One of the biggest challenges of the DADT policy was made in 2010, when the constitutionality of the law was successfully challenged by the Log Cabin Republicans in Log Cabin Republican v. the United States of America. Ultimately, the United States Supreme court ruled in favor of the plaintiff, affirming the provisions of the Don’t Ask Don’t Tell Act violated the provisions of the Articles One and Article Fifth of the United States Constitution. The same year the DATA 2010 Act approved by the Administration of the United States President Barack Obama commenced a campaign aimed at overall eradication of the investigations and persecutions of the gays and lesbians on the basis of their sexual deviation.
Moreover, after an injunctive order to cease the persecutions and investigations of the sexual minorities was issued by the Supreme Court of the United States of America, a huge variety of notorious re-installations in offices of the wrongfully terminated United States Military Personnel took place.

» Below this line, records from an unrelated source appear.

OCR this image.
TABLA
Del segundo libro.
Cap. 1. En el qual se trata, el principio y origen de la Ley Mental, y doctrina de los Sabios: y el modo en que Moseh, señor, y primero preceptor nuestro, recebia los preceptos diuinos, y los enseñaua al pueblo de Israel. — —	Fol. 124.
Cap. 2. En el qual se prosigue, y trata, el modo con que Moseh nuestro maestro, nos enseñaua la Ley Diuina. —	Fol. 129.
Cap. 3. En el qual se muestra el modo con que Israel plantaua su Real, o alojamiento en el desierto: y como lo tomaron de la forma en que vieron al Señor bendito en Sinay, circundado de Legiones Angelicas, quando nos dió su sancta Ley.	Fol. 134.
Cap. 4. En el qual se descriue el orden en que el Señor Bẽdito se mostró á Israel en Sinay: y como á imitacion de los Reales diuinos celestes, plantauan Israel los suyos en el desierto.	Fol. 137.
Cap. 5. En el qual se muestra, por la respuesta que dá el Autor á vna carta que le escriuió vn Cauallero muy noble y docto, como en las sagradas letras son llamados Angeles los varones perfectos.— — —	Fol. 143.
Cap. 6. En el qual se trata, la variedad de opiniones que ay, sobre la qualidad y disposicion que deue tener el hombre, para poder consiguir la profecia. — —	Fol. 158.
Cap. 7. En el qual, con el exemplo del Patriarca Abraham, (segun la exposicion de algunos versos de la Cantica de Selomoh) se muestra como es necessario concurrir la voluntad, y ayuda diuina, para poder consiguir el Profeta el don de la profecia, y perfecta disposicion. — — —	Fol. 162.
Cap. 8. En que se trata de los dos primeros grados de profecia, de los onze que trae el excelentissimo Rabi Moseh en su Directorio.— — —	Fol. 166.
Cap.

Nowadays, although unofficially the individual cases of sexual discriminations are still common among the military community of the United States army, legally this practice has been declared inadmissible and unlawful (Belkin & Bateman, 2003). The process is subjected to the gradual eradication, although the effectiveness of the issues is still being questioned by the US scholars and politicians.
Summary
Total abolishment of the principles outlined in the DATA Act is still considerably doubted, and for the overwhelming majority of the United States military men, both the soldiers, the officers and the generals, the position of the USA Supreme Court in Log Cabin v. the United of America still remains unpersuasive and disputable. The court was convinced by the arguments of the plaintiffs, but not the United States military community.
The political course taken by the Supreme Court and the Administration of Barack Obama with the adoption of the 2010 DADT Act is likely to be reconsidered if the Republicans win the next election campaign.